Saturday, May 14, 2011

May 14, 2011

Hmmm. I haven’t felt so much joy in days. Haven’t laugh so much in months. I’ve been blown like a leaf in a storm. God is so good. But being human it’s inevitable that we must still have doubt and emotional and mental burdens. God I am human and I want some things of this earth. But I believe You have made a way.

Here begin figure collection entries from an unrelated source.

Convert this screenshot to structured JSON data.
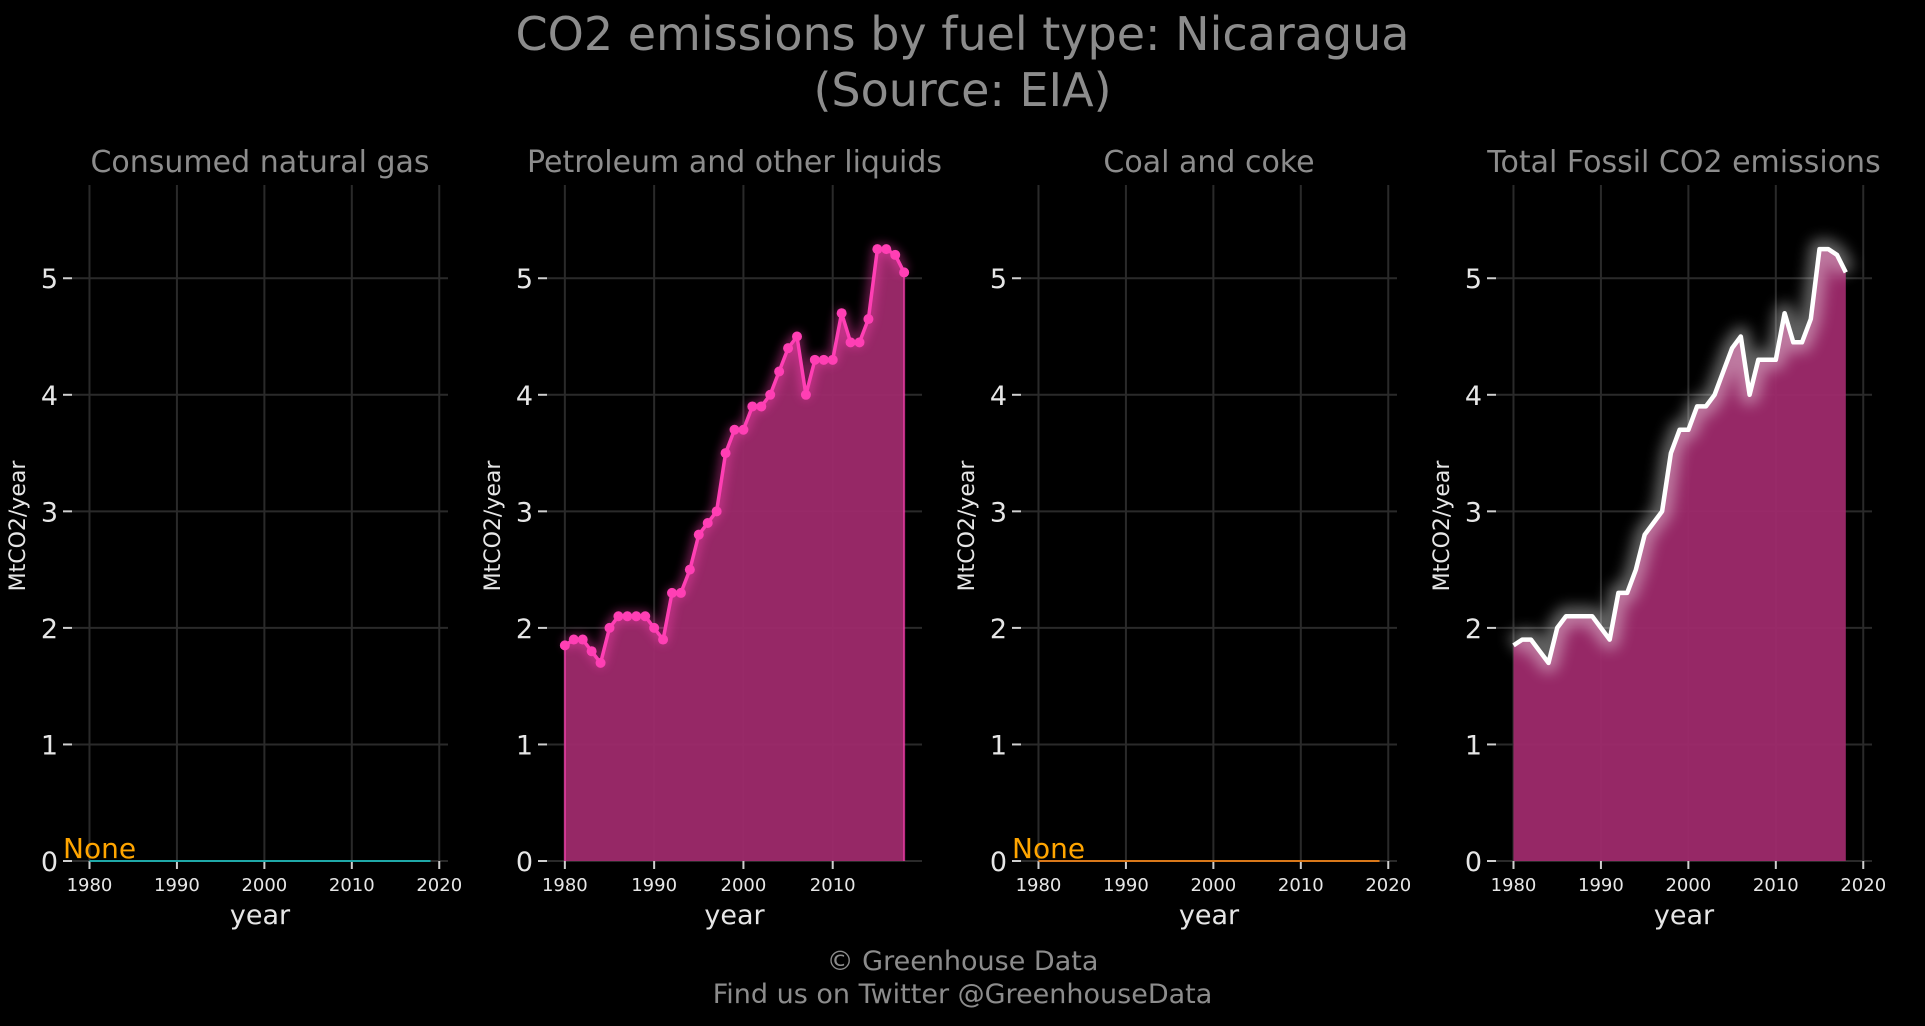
{
  "page": {
    "title_line1": "CO2 emissions by fuel type: Nicaragua",
    "title_line2": "(Source: EIA)",
    "footer_line1": "© Greenhouse Data",
    "footer_line2": "Find us on Twitter @GreenhouseData"
  },
  "chart_data": [
    {
      "type": "line",
      "title": "Consumed natural gas",
      "xlabel": "year",
      "ylabel": "MtCO2/year",
      "xlim": [
        1978,
        2021
      ],
      "ylim": [
        0,
        5.8
      ],
      "xticks": [
        1980,
        1990,
        2000,
        2010,
        2020
      ],
      "yticks": [
        0,
        1,
        2,
        3,
        4,
        5
      ],
      "grid": true,
      "annotation": "None",
      "series": [
        {
          "color": "#1fa8a8",
          "style": "flat",
          "x": [
            1980,
            2019
          ],
          "y": [
            0,
            0
          ]
        }
      ]
    },
    {
      "type": "area",
      "title": "Petroleum and other liquids",
      "xlabel": "year",
      "ylabel": "MtCO2/year",
      "xlim": [
        1978,
        2020
      ],
      "ylim": [
        0,
        5.8
      ],
      "xticks": [
        1980,
        1990,
        2000,
        2010
      ],
      "yticks": [
        0,
        1,
        2,
        3,
        4,
        5
      ],
      "grid": true,
      "series": [
        {
          "color": "#ff3fb4",
          "fill": "#9e2a6c",
          "style": "markers",
          "x": [
            1980,
            1981,
            1982,
            1983,
            1984,
            1985,
            1986,
            1987,
            1988,
            1989,
            1990,
            1991,
            1992,
            1993,
            1994,
            1995,
            1996,
            1997,
            1998,
            1999,
            2000,
            2001,
            2002,
            2003,
            2004,
            2005,
            2006,
            2007,
            2008,
            2009,
            2010,
            2011,
            2012,
            2013,
            2014,
            2015,
            2016,
            2017,
            2018
          ],
          "y": [
            1.85,
            1.9,
            1.9,
            1.8,
            1.7,
            2.0,
            2.1,
            2.1,
            2.1,
            2.1,
            2.0,
            1.9,
            2.3,
            2.3,
            2.5,
            2.8,
            2.9,
            3.0,
            3.5,
            3.7,
            3.7,
            3.9,
            3.9,
            4.0,
            4.2,
            4.4,
            4.5,
            4.0,
            4.3,
            4.3,
            4.3,
            4.7,
            4.45,
            4.45,
            4.65,
            5.25,
            5.25,
            5.2,
            5.05
          ]
        }
      ]
    },
    {
      "type": "line",
      "title": "Coal and coke",
      "xlabel": "year",
      "ylabel": "MtCO2/year",
      "xlim": [
        1978,
        2021
      ],
      "ylim": [
        0,
        5.8
      ],
      "xticks": [
        1980,
        1990,
        2000,
        2010,
        2020
      ],
      "yticks": [
        0,
        1,
        2,
        3,
        4,
        5
      ],
      "grid": true,
      "annotation": "None",
      "series": [
        {
          "color": "#d9781a",
          "style": "flat",
          "x": [
            1980,
            2019
          ],
          "y": [
            0,
            0
          ]
        }
      ]
    },
    {
      "type": "area",
      "title": "Total Fossil CO2 emissions",
      "xlabel": "year",
      "ylabel": "MtCO2/year",
      "xlim": [
        1978,
        2021
      ],
      "ylim": [
        0,
        5.8
      ],
      "xticks": [
        1980,
        1990,
        2000,
        2010,
        2020
      ],
      "yticks": [
        0,
        1,
        2,
        3,
        4,
        5
      ],
      "grid": true,
      "series": [
        {
          "color": "#ffffff",
          "fill": "#9e2a6c",
          "style": "glow",
          "x": [
            1980,
            1981,
            1982,
            1983,
            1984,
            1985,
            1986,
            1987,
            1988,
            1989,
            1990,
            1991,
            1992,
            1993,
            1994,
            1995,
            1996,
            1997,
            1998,
            1999,
            2000,
            2001,
            2002,
            2003,
            2004,
            2005,
            2006,
            2007,
            2008,
            2009,
            2010,
            2011,
            2012,
            2013,
            2014,
            2015,
            2016,
            2017,
            2018
          ],
          "y": [
            1.85,
            1.9,
            1.9,
            1.8,
            1.7,
            2.0,
            2.1,
            2.1,
            2.1,
            2.1,
            2.0,
            1.9,
            2.3,
            2.3,
            2.5,
            2.8,
            2.9,
            3.0,
            3.5,
            3.7,
            3.7,
            3.9,
            3.9,
            4.0,
            4.2,
            4.4,
            4.5,
            4.0,
            4.3,
            4.3,
            4.3,
            4.7,
            4.45,
            4.45,
            4.65,
            5.25,
            5.25,
            5.2,
            5.05
          ]
        }
      ]
    }
  ]
}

Lately, the things on my mind were/are pretty depressing. Friend wanting to visit but is now not sure he/she wants to because of “high school” (how sad that college men and women still act this way) drama. Wanting to relive my past in order to fix all the mistakes I’ve made in my life. Wanting someone to accept me as I am. But then I realized, nothing good really comes out of thinking about the past and regretting all the things that I’ve done. I’m not saying I stopped thinking about it since it’s hard to break a habit. But I should learn and think about the future. Sometimes I feel… alone. In the dark. Last night was kind of a perfect example. I’m pretty much a loner. I don’t instigate any hang-outs unless if I talk to a friend. I’m a personal-type of a guy. I guess, maybe too personal. Couped up in my house and typing these lame blogs. To some of my friends, it’s hard to be open with them. I would if it wasn’t so awkward. LOL. And I do try. Just that it tends to be that I don’t receive much but I spill my guts. Betrayed by my emotions. Will I always be this sensitive guy? I honestly wish I wasn’t but I can’t be stoic about everything. The two or three people I trust the most are usually too busy or the time difference is too great to have a nice chat. Apparently and unfortunately, I scare away all the ladies (since I can connect with them better than I can with guys) that I have feelings for, so there never is really much of a friendship. Fortunately, however, two of the three I do trust are female. Without them, I would have one friend. I’m such a loner. I’m sure there are those who think: “What about me? You don’t trust me and I’ve been your friend for years?” Well, news flash. You never share with me you deepest-darkest secrets with me willingly so how CAN I trust you? All in all, I should be DGAF about women for a long while. Make friends and learn how to party since my definition about a party is pretty lame compared to all the stories I hear from other people. So, here’s my rant (I guess) about my inner turmoil. P.S. Don’t piss me off or else you’ll receive a part of the turmoil. LOL. P.S.S I don’t really like blogging but how else would people know about a loner like me? LOL. It’s not like my friends talk to me randomly. And if they do it’s kind of like once in a lifetime.
QUESTION:
If God blessed you with something, how would He bless you? Let’s say, for an example, He gave me a woman to think about. Did He bless me to fall in love? Or is this just my own fantasy that I’ve created on my own? If He did bless me, then would I have to make a move towards the blessing in order to receive? Or does He give in full? I’ve always thought that God give us a partial blessing and tests (couldn’t think of a better word) us to reach that blessing or to achieve that blessing. Either to show that we are capable that we can handle it or something. But now, I just don’t know anymore. I want to believe He gave in full because of Jesus. But in the back of my mind it seems to easy. Wouldn’t life be easier? Then what about free will that God has given us? Does that matter in a blessing? I mean, we (the people) bless each other all the time. From a sneeze to a prayer. Is there a difference in blessings that God gives (most likely)?